Là-dessus, une petite fille vêtue de blanc et coiffée d’un bonnet phrygien présente un gros bouquet tricolore qu’elle vient offrir, dit-elle en un gentil compliment, « à Mme  Courbassol, la vertueuse et dévouée compagne de notre cher député. » Margot prend le bouquet sans sourciller, remercie au nom de la République, embrasse la petite fille, et se dirige avec Courbassol vers un landau centenaire. La fanfare reprend la Marseillaise et la foule hurle :

— Vive la République ! Vive Courbassol !…

Les voitures, étant mises gratuitement au service du futur ministre et de sa suite, sont prises d’assaut en un clin d’œil. Une cinquantaine de personnes, au moins, restent en panne sur le trottoir.
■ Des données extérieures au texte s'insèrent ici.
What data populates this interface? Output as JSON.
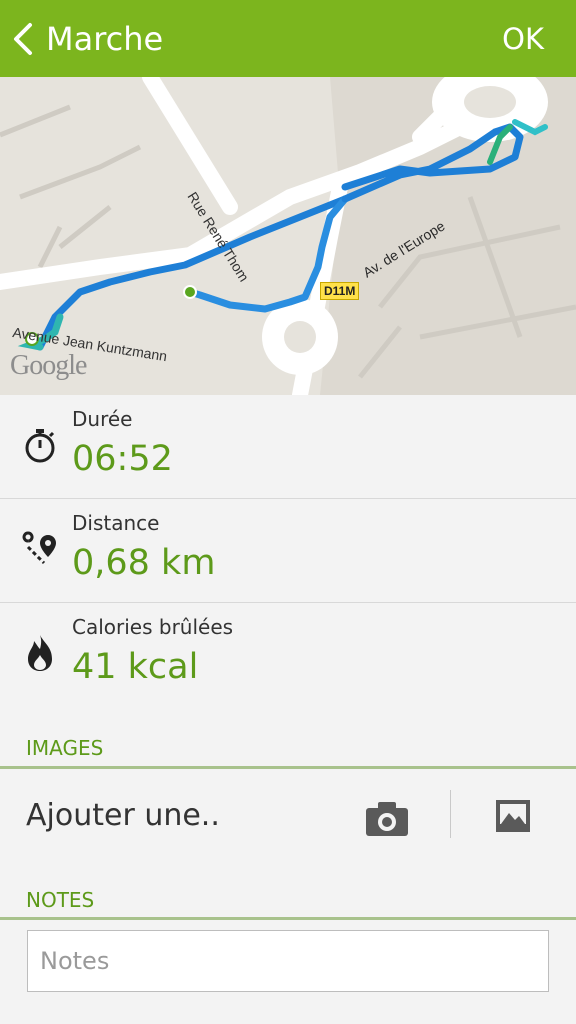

Mais l’omnibus de l’hôtel du Sabot d’Or fait son entrée dans la cour de la gare, suivi lui-même de l’omnibus de l’hôtel des Deux-Mondes, d’un char-à-bancs, d’une tapissière, d’un mystérieux véhicule en forme de panier à salade, d’une calèche préhistorique et d’un tape-cul.

Allons, il y a de la place pour tout le monde. On se case, on s’installe ; fracs du maire et des adjoints en face des redingotes officielles des députés et des costumes de voyage des journalistes, toilettes élégantes des horizontales vis-à-vis des robes surannées des dames de Malenvers. Les représentants du peuple se débraillent et manquent de tenue, les municipaux ont l’air de garçons de salle et leurs femmes de caricatures, les gens de la presse font l’effet de jockeys endimanchés et expansifs ; mais les cocottes sont très dignes.

Le cortège se met en marche dans l’ordre suivant : landaus, premier omnibus, char-à-bancs, tapissière, second omnibus, panier à salade, tape-cul et calèche antédiluvienne.